The molinillo, which translates to blender, is a beautiful wooden tool; even the so-called simple ones are ornately carved. It’s a piece of pragmatic kitchen art that not only whips up a fantastic froth on your chocolate, but is also guaranteed to solicit queries from those unfamiliar with it.
I’ve read conflicting reports on its invention, some say it was the Spanish who invented it in the 1700s (basing it on a similar French tool called a moulinet ) while others say the Mayans created it. No matter, it’s here with us today and that’s what counts.

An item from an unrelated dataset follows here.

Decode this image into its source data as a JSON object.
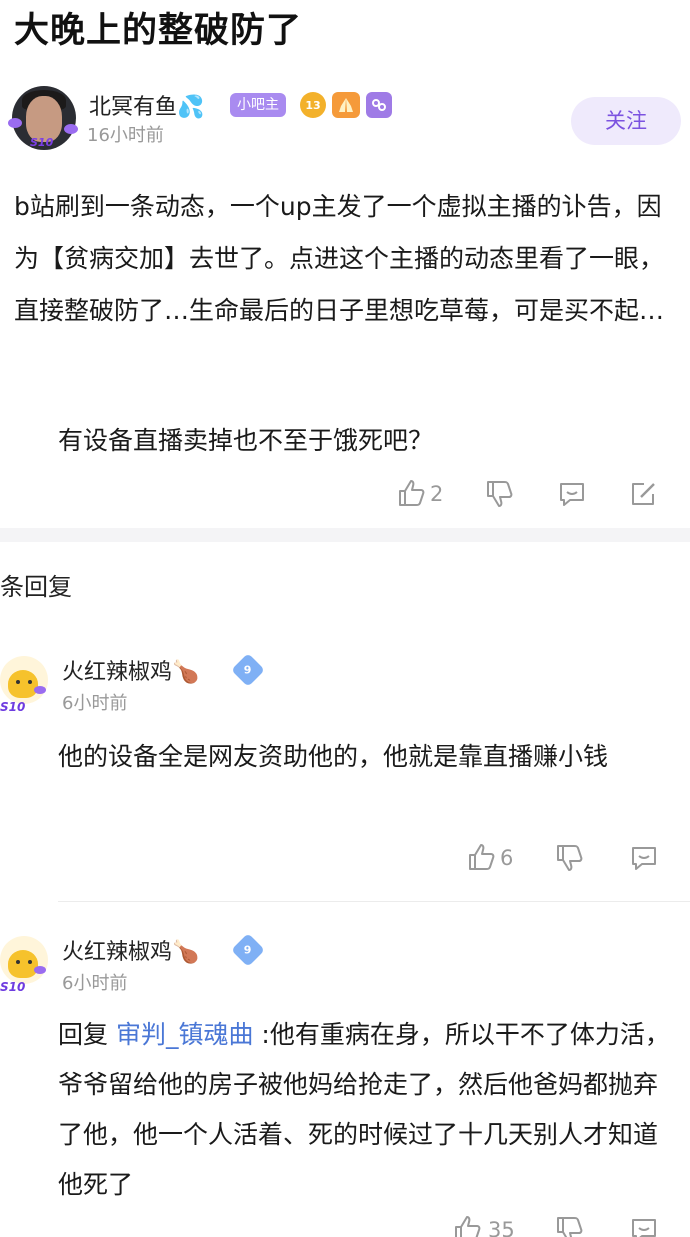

To use it is very simple. After making your pot of chocolate, you take the molinillo, place it between both palms and vigorously roll it back and forth. The rings on the bottom of the molinillo twirl around whipping the beverage into a foam. And if you like to chant while you cook, here’s the molinillo rhyme popular with Mexican children and kindergarten teachers everywhere:
Bate, bate, chocolate,
tu nariz de cacahuate.
Uno, dos, tres, CHO!
Uno, dos, tres, CO!
Uno, dos, tres, LA!
Uno, dos, tres, TE!
Bate, bate, chocolate!
Bate, bate, bate, bate,
Bate, bate, CHOCOLATE!
You can buy a molinillo at any Mexican specialty shop and some cookware stores. And a molinillo with a pack of Mexican chocolate makes a terrific gift.
While Mexican hot chocolate may seem exotic, making it is not difficult. Most stores sell Mexican hot chocolate discs, either under the brand Ibarra or Abuelita. Take one of the discs (a pressed mixture of sweetened cacao nibs and cinnamon), crush it in a pot with the molinillo, pour in four cups of milk, and slowly simmer stirring occasionally until the chocolate has melted. You can add some ancho powder and vanilla if you want to give it an extra kick. When completely melted, put the molinillo in the pot and spin it between your hands for a few minutes until it’s good and frothy. Pour it into cups and enjoy. And don’t forget to savor the soul of the drink—a spiritual experience all can enjoy.